At last, an interesting book for engineers and computer scientists. Even so, they are not the only ones who will enjoy Machine Beauty: Elegance and the Heart of Technology.
Author David Gelernter, a Yale computer science professor, says beauty can and should be a factor in the way machines are conceived and built. This beauty involves an inspired mating of "simplicity and power," he writes.
If the author had his way, all computer scientists and software engineers would be given courses in drawing and art history. Their study of Michelangelo and Matisse, says Gelernter, would make their computer software and hardware beautiful and more functional.
He cites some sublime technological feats: the Hoover Dam, the Empire State Building, and the 1938 J3 steam locomotive as examples of beauty in technology. Only one computer achieved a degree of machine beauty, the original Apple Macintosh. Its interface acted like an office with file folders and trash cans and an area in which you could work in several program windows at once, he says. Software makers, says the author, add useless bells and whistles such as clocks that announce they are on U.S. Eastern time as if the user didn't know where he was.

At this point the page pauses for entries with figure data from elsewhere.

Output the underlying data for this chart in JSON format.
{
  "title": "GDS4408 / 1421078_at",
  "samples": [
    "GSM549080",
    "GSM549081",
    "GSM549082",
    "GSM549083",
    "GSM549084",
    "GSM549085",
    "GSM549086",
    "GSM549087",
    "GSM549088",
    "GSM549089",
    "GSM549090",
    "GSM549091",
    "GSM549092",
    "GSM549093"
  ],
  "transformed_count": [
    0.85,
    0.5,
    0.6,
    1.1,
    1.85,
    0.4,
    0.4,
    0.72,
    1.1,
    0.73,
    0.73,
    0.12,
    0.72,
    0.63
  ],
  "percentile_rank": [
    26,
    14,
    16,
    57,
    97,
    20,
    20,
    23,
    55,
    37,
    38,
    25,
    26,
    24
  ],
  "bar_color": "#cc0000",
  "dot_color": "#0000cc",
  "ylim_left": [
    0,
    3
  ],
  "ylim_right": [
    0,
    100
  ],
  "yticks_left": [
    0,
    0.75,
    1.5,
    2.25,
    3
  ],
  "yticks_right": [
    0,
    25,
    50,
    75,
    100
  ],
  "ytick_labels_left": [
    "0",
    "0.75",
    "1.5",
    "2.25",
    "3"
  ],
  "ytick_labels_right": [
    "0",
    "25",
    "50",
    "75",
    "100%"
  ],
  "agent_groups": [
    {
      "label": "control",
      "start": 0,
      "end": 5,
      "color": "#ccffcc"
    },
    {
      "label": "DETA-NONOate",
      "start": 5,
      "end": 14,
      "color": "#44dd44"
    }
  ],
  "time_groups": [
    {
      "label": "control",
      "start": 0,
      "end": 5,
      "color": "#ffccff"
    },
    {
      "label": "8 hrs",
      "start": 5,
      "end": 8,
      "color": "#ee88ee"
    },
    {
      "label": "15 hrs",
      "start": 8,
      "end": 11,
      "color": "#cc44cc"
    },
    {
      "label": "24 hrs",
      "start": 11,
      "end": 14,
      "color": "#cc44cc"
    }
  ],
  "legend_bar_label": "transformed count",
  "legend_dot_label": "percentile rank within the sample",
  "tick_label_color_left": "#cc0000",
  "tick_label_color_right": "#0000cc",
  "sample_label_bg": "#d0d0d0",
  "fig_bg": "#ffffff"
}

The professor is not satisfied with hardware either, saying in his amusing way, that they are graceless, lumpy objects, and that most offices are an electronic "Model T."
The author provides an interesting, informative, and quick read. And he just might influence designers to come up with more beautiful software and equipment. That would be a plus.
Machine Beauty: Elegance and the Heart of Technology by David Gelernter, Basic Books, 166 pages.